The Polar Caves in Rumney were formed by a moving glacier 50,000 years ago. Visitors can pass through nine distinct boulder caves on a self-guided tour, while enjoying the cooler temperatures on a hot summer day. The granite spaces are all named: Shimmy through Orange Crush and walk the narrow path of Devil's Turnpike. The caves are linked by a series of trails and wooden boardwalks, and all cave entry is optional.
The Kancamagus Highway is a 34.5-mile National Scenic Byway that stretches from Lincoln to Conway in the White Mountains. This portion of state Route 112 is a wildly popular scenic drive in the autumn for its plentiful vistas of colorful fall foliage. Many pull-off points allow for stretching legs along this curvy, wooded highway, where you can take in views of mountains, waterfalls and rivers.
Gunstock Mountain Resort also shines in the warmer months with its activity-packed Adventure Park. Go zip lining amid the trees up to 70 miles an hour, zoom through the forest on the Mountain Coaster, or walk along swinging bridges on an aerial obstacle course. If you're looking for a more mellow activity, consider a scenic lift ride. Tent and RV campsites are available at Gunstock Mountain Resort. Further afield is The Margate on Winnipesaukee in Laconia, which past travelers have praised for its sandy beach and indoor and outdoor pools.

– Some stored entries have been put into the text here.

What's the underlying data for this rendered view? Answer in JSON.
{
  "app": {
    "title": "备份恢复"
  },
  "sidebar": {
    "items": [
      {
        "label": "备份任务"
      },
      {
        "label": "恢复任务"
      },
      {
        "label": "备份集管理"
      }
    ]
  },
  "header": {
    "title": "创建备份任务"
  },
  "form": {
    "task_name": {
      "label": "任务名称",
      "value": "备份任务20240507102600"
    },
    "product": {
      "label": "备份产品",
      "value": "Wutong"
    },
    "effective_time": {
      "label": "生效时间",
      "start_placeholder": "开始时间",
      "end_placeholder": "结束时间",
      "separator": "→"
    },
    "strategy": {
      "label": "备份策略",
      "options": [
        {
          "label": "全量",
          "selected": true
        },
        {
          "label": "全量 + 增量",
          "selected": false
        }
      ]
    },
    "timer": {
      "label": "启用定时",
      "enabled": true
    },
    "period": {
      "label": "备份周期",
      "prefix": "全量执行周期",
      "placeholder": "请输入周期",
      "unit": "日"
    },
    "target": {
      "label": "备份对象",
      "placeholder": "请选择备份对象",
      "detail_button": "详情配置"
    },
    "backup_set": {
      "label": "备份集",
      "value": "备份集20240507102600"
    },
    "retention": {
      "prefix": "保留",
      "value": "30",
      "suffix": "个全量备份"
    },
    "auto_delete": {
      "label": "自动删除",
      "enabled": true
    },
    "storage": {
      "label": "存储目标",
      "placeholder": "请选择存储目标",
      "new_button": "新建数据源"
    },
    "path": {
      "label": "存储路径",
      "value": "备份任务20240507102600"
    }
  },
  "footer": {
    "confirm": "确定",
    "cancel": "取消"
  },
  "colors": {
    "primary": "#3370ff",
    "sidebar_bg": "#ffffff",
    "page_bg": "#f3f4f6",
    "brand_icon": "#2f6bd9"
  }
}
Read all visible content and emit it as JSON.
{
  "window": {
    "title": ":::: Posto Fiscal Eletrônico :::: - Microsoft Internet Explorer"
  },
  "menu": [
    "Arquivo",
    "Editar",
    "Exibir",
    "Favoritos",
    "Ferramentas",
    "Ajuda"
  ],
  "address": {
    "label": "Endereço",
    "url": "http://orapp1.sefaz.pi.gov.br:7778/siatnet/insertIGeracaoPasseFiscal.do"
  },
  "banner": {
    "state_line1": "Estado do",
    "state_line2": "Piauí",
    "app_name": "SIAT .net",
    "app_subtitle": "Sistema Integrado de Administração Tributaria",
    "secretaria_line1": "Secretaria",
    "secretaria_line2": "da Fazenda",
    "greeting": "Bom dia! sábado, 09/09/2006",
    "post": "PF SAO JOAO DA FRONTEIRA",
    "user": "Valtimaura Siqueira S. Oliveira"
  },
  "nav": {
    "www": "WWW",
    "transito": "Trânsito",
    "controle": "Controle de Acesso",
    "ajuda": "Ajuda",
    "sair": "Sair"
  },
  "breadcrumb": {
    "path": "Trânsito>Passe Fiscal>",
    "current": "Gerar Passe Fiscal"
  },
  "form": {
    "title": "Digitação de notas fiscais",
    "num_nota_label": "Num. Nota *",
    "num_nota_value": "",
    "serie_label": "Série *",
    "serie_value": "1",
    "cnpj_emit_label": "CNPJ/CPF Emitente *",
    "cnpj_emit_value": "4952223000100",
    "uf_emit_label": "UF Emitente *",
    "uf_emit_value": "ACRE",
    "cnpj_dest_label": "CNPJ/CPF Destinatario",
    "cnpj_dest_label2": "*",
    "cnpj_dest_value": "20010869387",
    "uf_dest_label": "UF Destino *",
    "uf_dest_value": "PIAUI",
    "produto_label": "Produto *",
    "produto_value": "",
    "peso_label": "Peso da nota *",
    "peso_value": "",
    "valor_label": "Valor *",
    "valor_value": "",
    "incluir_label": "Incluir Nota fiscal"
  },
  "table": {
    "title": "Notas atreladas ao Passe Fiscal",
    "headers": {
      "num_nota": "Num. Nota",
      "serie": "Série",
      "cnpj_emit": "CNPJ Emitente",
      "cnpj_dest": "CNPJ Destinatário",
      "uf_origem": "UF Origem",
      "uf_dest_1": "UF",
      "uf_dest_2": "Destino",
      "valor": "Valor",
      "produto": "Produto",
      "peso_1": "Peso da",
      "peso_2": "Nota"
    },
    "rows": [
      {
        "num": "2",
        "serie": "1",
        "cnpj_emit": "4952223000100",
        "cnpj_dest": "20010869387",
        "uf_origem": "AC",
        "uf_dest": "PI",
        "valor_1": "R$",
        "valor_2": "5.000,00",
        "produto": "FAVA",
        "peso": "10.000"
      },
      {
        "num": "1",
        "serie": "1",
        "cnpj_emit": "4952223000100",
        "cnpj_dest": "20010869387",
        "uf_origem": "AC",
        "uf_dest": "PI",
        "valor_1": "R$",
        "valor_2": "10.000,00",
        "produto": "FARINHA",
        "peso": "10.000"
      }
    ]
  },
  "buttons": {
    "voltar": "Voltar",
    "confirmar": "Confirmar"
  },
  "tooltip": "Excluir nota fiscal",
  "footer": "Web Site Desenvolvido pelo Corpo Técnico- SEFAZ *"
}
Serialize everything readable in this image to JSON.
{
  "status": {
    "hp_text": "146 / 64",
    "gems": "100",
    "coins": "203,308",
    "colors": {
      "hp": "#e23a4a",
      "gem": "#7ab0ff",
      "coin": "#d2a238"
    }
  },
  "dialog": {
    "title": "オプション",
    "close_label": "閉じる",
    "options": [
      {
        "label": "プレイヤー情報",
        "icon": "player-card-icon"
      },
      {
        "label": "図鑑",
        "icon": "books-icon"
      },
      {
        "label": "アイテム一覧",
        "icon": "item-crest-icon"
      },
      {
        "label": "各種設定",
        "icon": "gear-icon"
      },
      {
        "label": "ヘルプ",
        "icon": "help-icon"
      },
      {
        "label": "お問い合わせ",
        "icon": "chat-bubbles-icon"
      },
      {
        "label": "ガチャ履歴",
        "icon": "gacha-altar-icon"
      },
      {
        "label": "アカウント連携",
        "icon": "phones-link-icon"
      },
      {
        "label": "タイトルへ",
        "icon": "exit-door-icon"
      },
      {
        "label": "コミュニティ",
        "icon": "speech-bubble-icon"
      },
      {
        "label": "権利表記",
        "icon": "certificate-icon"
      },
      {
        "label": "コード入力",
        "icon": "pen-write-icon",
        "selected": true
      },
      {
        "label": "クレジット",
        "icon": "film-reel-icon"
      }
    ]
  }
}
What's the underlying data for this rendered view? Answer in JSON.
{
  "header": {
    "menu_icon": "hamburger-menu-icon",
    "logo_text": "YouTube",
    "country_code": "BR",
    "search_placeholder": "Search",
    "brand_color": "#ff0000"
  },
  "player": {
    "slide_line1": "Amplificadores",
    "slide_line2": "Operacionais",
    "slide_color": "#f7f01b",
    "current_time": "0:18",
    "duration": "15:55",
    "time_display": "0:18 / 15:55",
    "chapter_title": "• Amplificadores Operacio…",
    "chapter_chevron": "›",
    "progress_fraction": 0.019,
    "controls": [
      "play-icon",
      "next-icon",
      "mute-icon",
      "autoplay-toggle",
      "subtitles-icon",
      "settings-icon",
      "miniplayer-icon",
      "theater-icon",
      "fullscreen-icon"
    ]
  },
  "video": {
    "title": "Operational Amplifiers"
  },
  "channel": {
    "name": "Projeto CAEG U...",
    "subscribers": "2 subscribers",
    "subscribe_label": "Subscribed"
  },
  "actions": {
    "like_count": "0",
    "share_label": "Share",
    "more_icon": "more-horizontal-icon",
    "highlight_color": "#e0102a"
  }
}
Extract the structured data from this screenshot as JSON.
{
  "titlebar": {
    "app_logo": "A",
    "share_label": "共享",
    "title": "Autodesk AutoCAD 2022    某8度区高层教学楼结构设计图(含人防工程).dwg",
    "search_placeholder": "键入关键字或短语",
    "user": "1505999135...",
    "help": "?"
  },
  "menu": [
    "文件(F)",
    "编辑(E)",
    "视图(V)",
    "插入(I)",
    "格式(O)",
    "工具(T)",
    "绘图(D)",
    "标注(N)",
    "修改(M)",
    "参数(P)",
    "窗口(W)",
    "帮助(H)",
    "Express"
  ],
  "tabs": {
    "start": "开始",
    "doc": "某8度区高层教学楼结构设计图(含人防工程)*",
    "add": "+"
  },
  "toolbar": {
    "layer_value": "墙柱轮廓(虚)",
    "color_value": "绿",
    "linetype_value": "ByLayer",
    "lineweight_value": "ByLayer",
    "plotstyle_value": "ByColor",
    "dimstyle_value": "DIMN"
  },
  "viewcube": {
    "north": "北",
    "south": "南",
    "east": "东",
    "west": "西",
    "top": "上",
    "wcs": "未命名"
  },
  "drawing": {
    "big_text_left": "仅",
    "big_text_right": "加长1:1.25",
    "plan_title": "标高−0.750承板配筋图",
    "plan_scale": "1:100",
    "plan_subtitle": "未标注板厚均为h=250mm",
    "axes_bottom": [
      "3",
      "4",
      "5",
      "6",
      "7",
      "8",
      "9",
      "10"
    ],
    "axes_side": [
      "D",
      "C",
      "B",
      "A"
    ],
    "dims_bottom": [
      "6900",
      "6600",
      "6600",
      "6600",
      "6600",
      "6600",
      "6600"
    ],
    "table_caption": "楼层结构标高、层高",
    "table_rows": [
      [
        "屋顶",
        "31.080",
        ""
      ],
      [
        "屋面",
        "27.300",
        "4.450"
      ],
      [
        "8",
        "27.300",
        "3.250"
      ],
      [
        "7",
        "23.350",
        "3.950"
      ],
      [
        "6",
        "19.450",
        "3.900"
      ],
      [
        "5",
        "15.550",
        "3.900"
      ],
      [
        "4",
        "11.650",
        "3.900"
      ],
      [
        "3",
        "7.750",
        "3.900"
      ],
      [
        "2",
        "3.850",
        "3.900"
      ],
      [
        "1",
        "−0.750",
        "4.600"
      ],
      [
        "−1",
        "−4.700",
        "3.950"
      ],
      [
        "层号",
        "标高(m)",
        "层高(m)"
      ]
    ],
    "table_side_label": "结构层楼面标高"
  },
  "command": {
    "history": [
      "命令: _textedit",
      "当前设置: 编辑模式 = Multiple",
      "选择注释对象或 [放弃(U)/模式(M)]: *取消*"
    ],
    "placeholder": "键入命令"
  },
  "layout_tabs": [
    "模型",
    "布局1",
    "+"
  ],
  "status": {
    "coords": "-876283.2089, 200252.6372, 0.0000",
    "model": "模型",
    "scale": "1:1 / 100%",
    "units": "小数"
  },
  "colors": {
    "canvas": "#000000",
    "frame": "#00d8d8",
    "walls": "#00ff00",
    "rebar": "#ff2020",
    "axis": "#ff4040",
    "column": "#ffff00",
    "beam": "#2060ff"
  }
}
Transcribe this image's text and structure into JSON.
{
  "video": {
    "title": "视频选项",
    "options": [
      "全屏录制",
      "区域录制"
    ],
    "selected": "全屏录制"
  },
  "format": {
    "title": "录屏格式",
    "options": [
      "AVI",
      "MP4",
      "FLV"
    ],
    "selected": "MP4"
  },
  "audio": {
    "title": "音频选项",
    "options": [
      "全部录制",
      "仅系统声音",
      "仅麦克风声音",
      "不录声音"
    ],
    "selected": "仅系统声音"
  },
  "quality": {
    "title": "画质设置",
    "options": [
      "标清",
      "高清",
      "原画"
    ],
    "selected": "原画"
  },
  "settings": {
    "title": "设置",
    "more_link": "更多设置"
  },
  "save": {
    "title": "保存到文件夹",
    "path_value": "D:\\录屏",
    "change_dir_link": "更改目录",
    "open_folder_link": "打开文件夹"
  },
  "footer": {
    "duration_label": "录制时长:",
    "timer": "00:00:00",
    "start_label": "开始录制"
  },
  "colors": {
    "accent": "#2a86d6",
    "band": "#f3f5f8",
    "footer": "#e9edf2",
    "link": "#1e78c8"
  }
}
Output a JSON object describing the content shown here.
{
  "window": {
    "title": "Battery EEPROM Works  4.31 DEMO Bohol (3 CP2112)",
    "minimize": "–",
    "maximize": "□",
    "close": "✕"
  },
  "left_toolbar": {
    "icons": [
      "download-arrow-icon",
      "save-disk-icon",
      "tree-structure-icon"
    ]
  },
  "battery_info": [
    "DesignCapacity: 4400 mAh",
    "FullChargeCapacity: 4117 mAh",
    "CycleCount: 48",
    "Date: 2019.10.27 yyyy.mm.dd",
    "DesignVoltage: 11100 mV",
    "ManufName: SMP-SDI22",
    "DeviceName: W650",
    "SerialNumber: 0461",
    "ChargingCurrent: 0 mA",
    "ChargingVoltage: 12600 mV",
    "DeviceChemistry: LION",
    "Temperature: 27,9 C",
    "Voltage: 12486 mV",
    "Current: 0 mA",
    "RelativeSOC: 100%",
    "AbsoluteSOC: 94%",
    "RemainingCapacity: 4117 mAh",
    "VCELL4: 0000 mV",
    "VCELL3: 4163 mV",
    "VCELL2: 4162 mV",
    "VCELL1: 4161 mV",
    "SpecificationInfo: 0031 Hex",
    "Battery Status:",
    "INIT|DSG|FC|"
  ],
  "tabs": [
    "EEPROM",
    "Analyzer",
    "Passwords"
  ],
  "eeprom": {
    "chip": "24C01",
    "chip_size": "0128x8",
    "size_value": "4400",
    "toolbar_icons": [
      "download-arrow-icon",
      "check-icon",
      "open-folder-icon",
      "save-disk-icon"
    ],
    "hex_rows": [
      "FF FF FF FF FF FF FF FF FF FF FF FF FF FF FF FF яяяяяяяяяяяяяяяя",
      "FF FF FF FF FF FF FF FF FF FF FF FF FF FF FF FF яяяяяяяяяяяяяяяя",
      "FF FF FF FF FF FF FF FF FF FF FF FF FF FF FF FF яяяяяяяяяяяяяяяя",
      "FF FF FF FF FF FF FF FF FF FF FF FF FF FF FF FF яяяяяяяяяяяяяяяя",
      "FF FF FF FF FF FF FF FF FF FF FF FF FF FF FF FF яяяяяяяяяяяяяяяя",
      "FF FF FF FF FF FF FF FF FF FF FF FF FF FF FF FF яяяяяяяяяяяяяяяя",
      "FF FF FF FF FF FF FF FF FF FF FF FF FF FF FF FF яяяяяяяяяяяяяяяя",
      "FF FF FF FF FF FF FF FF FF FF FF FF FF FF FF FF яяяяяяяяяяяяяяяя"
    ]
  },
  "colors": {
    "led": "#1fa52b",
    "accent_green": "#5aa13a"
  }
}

Smaller, with fewer bells and whistles than nearby Hampton Beach, Rye's Jenness State Beach is popular among families especially on sunny summer weekends, when you'll need to arrive early in the day to snag a metered parking spot, according to past visitors. Beachgoers will likely appreciate the bathhouse with restrooms, changing rooms and showers. Lifeguards keep watch as kids frolic in the waves in the summer months. Dogs are not allowed on the sandy beach in the summer, but leashed pets are permitted in the off-season.
If you're looking to immerse yourself in nature on your trip to the Granite State, you can't go wrong with Bear Brook State Park, the largest developed state park in New Hampshire. Hiking, biking, camping, fishing, kayaking and swimming are a few of the activities you can enjoy in the warmer months in this recreational area. The park sits in the southeastern part of the state, near Manchester and Concord.
This small but mighty state park is home to two stunning viewpoints. White Horse Ledge and Cathedral Ledge both require a little effort to get to, but they offer stellar views over Echo Lake and the surrounding forests. The trail up to Cathedral Ledge is shorter, at 1.2 miles, compared to 4.2 miles for White Horse Ledge. If hiking isn't your thing, you can swim and picnic by Echo Lake. Visitors praise the beautiful reflective waters of the lake and the easy walking trail that goes around it. The park is also easy to get to, located just outside the town of North Conway.